The invention discloses a method for synthesizing perfluoroisobutyronitrile, which is prepared by using industrial products hexafluoropropylene and chloroformate as raw materials. The reaction route is: chloroformate and hexafluoropropylene under the action of fluoride salt One-pot reaction synthesis of heptafluoroisobutyrate; heptafluoroisobutyrate reacts with ammonia to obtain heptafluoroisobutyramide; heptafluoroisobutyramide is dehydrated with a dehydrating agent and purified by rectification to obtain perfluoroisobutyronitrile ( 2,3,3,3-tetrafluoro-2-trifluoromethylpropionitrile). The raw materials selected in the method are all commercially available, and the main raw materials chloroformate and hexafluoropropylene are low in cost and can be supplied in large quantities; the reaction conditions are mild, and the reaction conversion rate and yield are high; the products of each step are easy to separate, and the product purity is high. High, simple and safe process operation, easy to industrial production.
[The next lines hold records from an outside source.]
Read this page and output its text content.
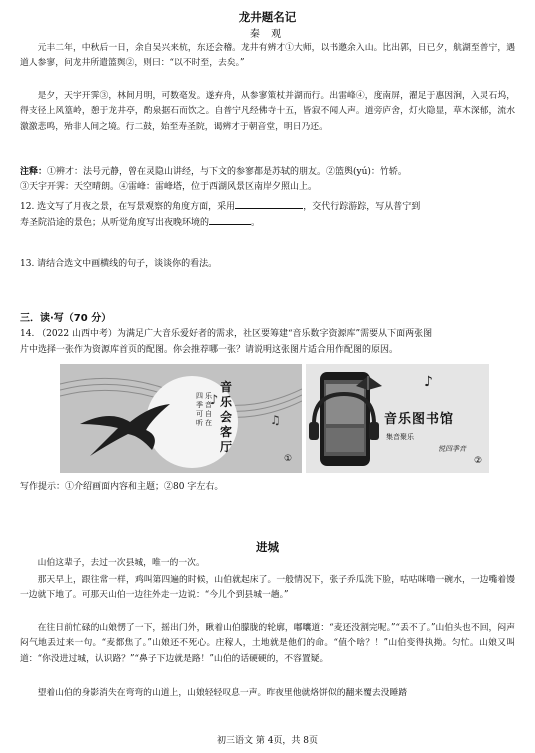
龙井题名记
秦 观
元丰二年，中秋后一日，余自吴兴来杭，东还会稽。龙井有辨才①大师，以书邀余入山。比出郭，日已夕，航湖至普宁，遇道人参寥，问龙井所遣篮舆②，则曰：“以不时至，去矣。”
是夕，天宇开霁③，林间月明，可数毫发。遂弃舟，从参寥策杖并湖而行。出雷峰④，度南屏，濯足于惠因涧，入灵石坞，得支径上风篁岭，憩于龙井亭，酌泉据石而饮之。自普宁凡经佛寺十五，皆寂不闻人声。道旁庐舍，灯火隐显，草木深郁，流水激激悲鸣，殆非人间之境。行二鼓，始至寿圣院，谒辨才于朝音堂，明日乃还。
注释：①辨才：法号元静，曾在灵隐山讲经，与下文的参寥都是苏轼的朋友。②篮舆(yú)：竹轿。
③天宇开霁：天空晴朗。④雷峰：雷峰塔，位于西湖风景区南岸夕照山上。
12. 选文写了月夜之景，在写景观察的角度方面，采用	，交代行踪游踪，写从普宁到
寿圣院沿途的景色；从听觉角度写出夜晚环境的	。
13. 请结合选文中画横线的句子，谈谈你的看法。
三．读·写（70 分）
14. （2022 山西中考）为满足广大音乐爱好者的需求，社区要筹建“音乐数字资源库”需要从下面两张图
片中选择一张作为资源库首页的配图。你会推荐哪一张？请说明这张图片适合用作配图的原因。
♪
♫
音乐会客厅
乐音自在
四季可听
①
♪
音乐图书馆
集音聚乐
悦四季音
②
写作提示：①介绍画面内容和主题；②80 字左右。
进城
山伯这辈子，去过一次县城，唯一的一次。
那天早上，跟往常一样，鸡叫第四遍的时候，山伯就起床了。一般情况下，张子乔瓜洗下脸，咕咕咪噜一碗水，一边嘴着馒一边就下地了。可那天山伯一边往外走一边说：“今儿个到县城一趟。”
在往日前忙碌的山娘愣了一下，摇出门外，瞅着山伯朦胧的轮廓，嘟囔道：“麦还没割完呢。”“丢不了。”山伯头也不回，闷声闷气地丢过来一句。“麦都焦了。”山娘还不死心。庄稼人，土地就是他们的命。“值个啥？！”山伯变得执拗。匀忙。山娘又叫道：“你没进过城，认识路？”“鼻子下边就是路！”山伯的话硬硬的，不容置疑。
望着山伯的身影消失在弯弯的山道上，山娘轻轻叹息一声。昨夜里他就烙饼似的翻来覆去没睡踏
初三语文 第 4页，共 8页
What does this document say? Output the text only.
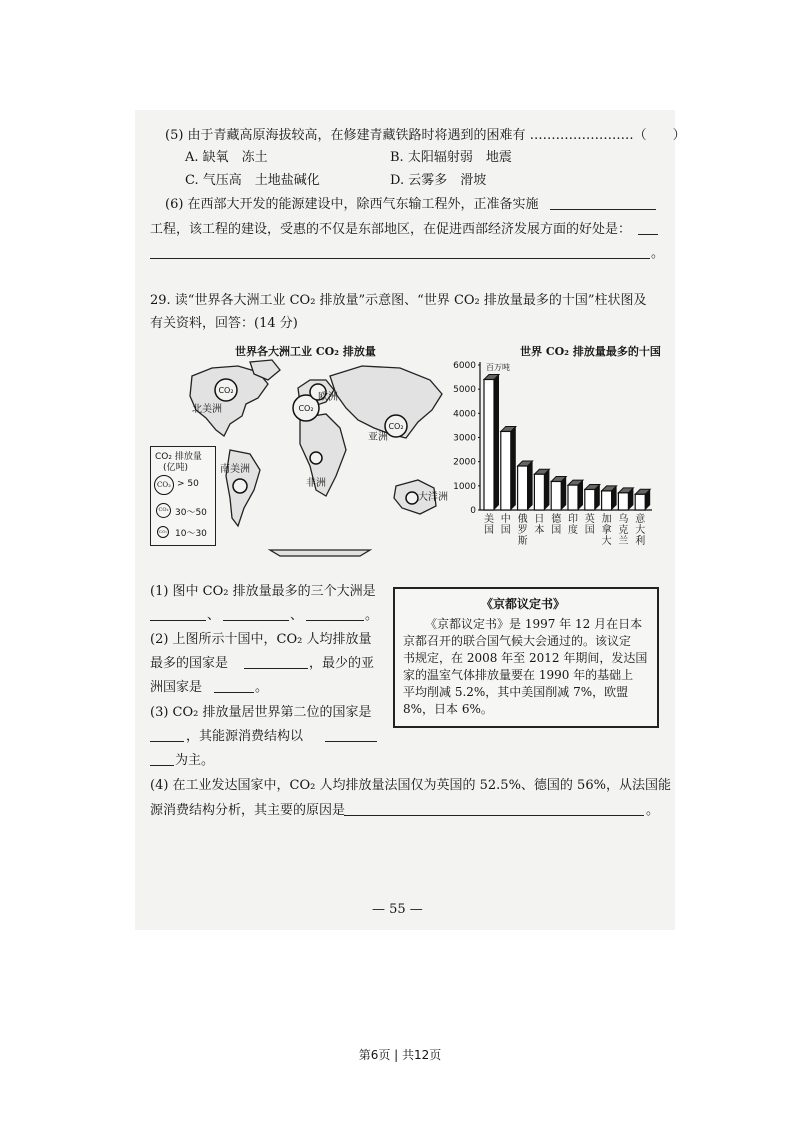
(5) 由于青藏高原海拔较高，在修建青藏铁路时将遇到的困难有 ……………………（　　）
A. 缺氧　冻土	B. 太阳辐射弱　地震
C. 气压高　土地盐碱化	D. 云雾多　滑坡
(6) 在西部大开发的能源建设中，除西气东输工程外，正准备实施
工程，该工程的建设，受惠的不仅是东部地区，在促进西部经济发展方面的好处是：
。
29. 读“世界各大洲工业 CO₂ 排放量”示意图、“世界 CO₂ 排放量最多的十国”柱状图及
有关资料，回答：(14 分)
世界各大洲工业 CO₂ 排放量
CO₂
CO₂
CO₂
北美洲
欧洲
亚洲
非洲
南美洲
大洋洲
CO₂ 排放量
(亿吨)
CO₂ > 50
CO₂ 30～50
CO₂ 10～30
世界 CO₂ 排放量最多的十国
0
1000
2000
3000
4000
5000
6000 百万吨
美国
中国
俄罗斯
日本
德国
印度
英国
加拿大
乌克兰
意大利
(1) 图中 CO₂ 排放量最多的三个大洲是
、	、	。
(2) 上图所示十国中，CO₂ 人均排放量
最多的国家是	，最少的亚
洲国家是	。
(3) CO₂ 排放量居世界第二位的国家是
，其能源消费结构以
为主。
(4) 在工业发达国家中，CO₂ 人均排放量法国仅为英国的 52.5%、德国的 56%，从法国能
源消费结构分析，其主要的原因是	。
《京都议定书》
《京都议定书》是 1997 年 12 月在日本
京都召开的联合国气候大会通过的。该议定
书规定，在 2008 年至 2012 年期间，发达国
家的温室气体排放量要在 1990 年的基础上
平均削减 5.2%，其中美国削减 7%，欧盟
8%，日本 6%。
— 55 —
第6页 | 共12页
The invention provides a preparation method of 2-chloro-5-nitropyridine. 2-Hydroxy-5-nitropyridine is prepared by two methods with 2-nitroacetaldehyde acetal as the initial raw material; then 2-hydroxy-5-nitropyridine and chlorination reagent are prepared by chlorination reaction to prepare 2-chloro ‑5‑nitropyridine. The method of the invention has cheap and easy-to-obtain raw materials and low cost; does not involve diazotization hydrolysis reaction, and is safe and convenient to operate; does not use mixed acid, produces less waste water, and is environmentally friendly; at the same time does not involve nitrification reaction, has high reaction selectivity and few side reactions , the post-treatment is simple, the product yield and purity are high, and it is suitable for industrial production.

The invention discloses a synthetic method of anti-tumor molecular targeted drug crizotinib, belongs to the field of pharmaceuticals, and relates to a synthetic method of a crizotinib intermediate. The method comprises two reduction processes: a bromination reaction process comprises the following reaction steps: a reduction process I: carrying out reduction reaction on a (R)-3-[1-(2,6-dichloro-3-fluorophenyl)ethoxyl]-2-nitropyridine compound and sodium dithionate under a mechanical chemical condition to generate (R)-3-[1-(2,6-dichloro-3-fluorophenyl)ethoxyl]-2-aminopyridine; a reduction process II: dissolving the (R)-3-[1-(2,6-dichloro-3-fluorophenyl)ethoxyl]-2-nitropyridine compound into an organic solvent, carrying out catalytic hydrogenation and reduction treatment to generate (R)-3-[1-(2,6-dichloro-3-fluorophenyl)ethoxyl]-2-aminopyridine; the bromination reaction process comprises a step of carrying out reaction between the compound and potassium hydrogen persulfate as well as bromate to obtain the crizotinib intermediate. The process is low in cost, the raw materials are easy to purchase, the operation is simple, convenient and safe, and the yield is high; moreover, the process is suitable for large-scale production.